A further report dated December 7 addressed to Kivuitu and copied to then Secretary to the Cabinet and Head of the Public Service Francis Muthaura , and the Commissioner of Police, warned further of issues likely to inflame an already volatile situation, including “persisting claims of election irregularities ... formation of anti-rigging squads by parties, and hiring and use of criminal gangs against opponents and persisting ethnic clashes/animosities in some parts of the country due to inflammatory political utterances”.

In another letter dated December 24, 2007, Gichangi provided survey results indicating the relative position of the three presidential candidates in the polls. He also included an assessment as to the final results on December 27, 2007.
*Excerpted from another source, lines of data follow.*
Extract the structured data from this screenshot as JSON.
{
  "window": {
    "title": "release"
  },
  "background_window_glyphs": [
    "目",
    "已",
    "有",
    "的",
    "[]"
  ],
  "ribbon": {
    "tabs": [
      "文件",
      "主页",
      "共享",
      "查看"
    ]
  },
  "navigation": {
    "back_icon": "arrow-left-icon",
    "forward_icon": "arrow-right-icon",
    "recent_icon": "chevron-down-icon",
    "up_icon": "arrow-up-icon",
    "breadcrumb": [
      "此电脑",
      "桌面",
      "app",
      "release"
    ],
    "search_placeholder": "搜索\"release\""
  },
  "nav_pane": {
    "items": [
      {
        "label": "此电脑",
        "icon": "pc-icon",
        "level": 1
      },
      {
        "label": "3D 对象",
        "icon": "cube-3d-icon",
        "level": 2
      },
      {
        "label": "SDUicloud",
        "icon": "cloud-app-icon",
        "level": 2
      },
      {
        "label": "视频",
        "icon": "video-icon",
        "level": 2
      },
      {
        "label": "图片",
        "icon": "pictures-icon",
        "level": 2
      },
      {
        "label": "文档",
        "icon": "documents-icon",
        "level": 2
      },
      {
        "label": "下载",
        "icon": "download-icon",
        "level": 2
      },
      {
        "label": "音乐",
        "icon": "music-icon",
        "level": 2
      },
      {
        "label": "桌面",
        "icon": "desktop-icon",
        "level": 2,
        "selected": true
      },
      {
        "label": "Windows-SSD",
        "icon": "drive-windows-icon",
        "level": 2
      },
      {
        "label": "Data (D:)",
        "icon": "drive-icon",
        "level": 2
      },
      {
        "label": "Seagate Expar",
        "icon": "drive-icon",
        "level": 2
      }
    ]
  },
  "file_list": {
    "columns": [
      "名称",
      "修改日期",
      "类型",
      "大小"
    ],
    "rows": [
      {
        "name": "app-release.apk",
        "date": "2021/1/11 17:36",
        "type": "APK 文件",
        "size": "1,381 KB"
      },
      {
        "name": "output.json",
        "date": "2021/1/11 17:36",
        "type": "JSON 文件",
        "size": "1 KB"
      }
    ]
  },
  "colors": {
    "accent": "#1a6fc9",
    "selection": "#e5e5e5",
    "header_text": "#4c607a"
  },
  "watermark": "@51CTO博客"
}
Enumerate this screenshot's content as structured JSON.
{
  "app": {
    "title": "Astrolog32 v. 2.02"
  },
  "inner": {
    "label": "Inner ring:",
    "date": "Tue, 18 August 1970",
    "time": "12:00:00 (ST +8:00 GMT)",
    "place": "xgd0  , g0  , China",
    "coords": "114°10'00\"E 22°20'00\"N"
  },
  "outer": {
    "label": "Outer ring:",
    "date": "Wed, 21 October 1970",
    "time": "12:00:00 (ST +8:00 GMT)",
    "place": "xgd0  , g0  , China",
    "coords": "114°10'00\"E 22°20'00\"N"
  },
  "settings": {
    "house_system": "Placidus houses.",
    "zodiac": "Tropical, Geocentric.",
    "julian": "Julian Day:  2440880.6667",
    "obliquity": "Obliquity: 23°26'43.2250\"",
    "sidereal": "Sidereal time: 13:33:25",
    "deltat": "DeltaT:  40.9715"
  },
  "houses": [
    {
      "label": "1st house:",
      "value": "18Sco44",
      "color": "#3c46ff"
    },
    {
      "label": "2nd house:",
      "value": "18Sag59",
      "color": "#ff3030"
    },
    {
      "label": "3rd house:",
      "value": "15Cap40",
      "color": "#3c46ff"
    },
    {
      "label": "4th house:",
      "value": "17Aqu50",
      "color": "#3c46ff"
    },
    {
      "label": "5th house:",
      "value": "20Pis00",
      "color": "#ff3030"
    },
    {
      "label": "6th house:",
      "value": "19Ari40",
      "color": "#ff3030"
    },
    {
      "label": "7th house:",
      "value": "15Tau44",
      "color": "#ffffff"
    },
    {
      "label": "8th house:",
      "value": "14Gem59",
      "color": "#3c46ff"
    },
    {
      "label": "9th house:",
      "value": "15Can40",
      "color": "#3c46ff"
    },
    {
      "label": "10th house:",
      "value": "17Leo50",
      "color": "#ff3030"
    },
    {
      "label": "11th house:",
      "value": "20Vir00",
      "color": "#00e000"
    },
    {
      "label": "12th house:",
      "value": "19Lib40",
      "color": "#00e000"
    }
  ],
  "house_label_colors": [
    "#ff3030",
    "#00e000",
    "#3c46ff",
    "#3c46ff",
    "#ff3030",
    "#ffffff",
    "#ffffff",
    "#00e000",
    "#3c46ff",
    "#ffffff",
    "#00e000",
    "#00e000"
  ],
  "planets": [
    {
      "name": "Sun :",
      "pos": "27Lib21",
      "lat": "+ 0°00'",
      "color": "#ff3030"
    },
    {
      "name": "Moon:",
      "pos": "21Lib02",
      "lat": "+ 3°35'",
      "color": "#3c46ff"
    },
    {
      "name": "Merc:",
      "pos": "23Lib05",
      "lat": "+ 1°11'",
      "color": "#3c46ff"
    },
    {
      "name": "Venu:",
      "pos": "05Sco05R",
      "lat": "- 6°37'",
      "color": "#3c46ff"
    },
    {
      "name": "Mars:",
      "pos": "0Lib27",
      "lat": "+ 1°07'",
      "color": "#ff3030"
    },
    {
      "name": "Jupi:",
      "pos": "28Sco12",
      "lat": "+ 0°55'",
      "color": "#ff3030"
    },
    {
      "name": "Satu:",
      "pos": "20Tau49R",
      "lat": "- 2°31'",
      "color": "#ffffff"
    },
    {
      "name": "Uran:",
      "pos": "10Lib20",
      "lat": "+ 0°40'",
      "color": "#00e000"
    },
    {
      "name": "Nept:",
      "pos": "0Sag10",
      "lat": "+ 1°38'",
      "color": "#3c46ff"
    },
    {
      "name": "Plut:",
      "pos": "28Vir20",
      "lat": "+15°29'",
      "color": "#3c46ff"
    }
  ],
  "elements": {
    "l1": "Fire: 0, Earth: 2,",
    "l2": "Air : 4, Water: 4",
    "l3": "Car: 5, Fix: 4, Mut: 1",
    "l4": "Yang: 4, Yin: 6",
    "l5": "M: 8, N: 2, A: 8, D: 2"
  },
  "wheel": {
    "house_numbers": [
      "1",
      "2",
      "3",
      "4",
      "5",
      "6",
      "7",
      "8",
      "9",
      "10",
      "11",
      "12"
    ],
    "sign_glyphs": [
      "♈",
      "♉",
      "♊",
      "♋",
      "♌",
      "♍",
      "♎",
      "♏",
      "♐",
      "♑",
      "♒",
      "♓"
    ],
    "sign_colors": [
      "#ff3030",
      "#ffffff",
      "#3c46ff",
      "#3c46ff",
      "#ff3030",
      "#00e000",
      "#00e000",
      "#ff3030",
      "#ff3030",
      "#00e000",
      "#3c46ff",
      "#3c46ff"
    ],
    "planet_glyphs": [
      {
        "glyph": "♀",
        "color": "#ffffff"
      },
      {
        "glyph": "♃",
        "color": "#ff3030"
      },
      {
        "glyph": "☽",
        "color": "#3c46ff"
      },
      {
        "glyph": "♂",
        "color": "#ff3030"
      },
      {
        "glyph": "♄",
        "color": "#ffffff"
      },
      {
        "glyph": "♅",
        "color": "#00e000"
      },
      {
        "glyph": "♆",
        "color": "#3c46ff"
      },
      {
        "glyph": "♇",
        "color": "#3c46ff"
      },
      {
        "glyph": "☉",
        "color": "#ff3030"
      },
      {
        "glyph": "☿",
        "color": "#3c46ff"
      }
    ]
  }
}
“The consistent message, frequently communicated by the NSIS, around the need for state organs and their officers to be neutral during the elections seemed farcical in the face of these revelations,” the Waki commission observed.

“Given the extensiveness of the intelligence developed and distributed by the service, it was disturbing to note that in the end, there was an almost fatalistic realisation that no or insufficient preventive action would be taken to ameliorate the mayhem,” it concluded.

The commission did, however, have grave reservations about the involvement, and attempted involvement, of the NSIS in the elections process.

This involvement was manifested in three specific instances. One concerned an attempt by the NSIS Regional Intelligence Coordinator, Nairobi Region to secure ECK 50 accreditation badges for his officers.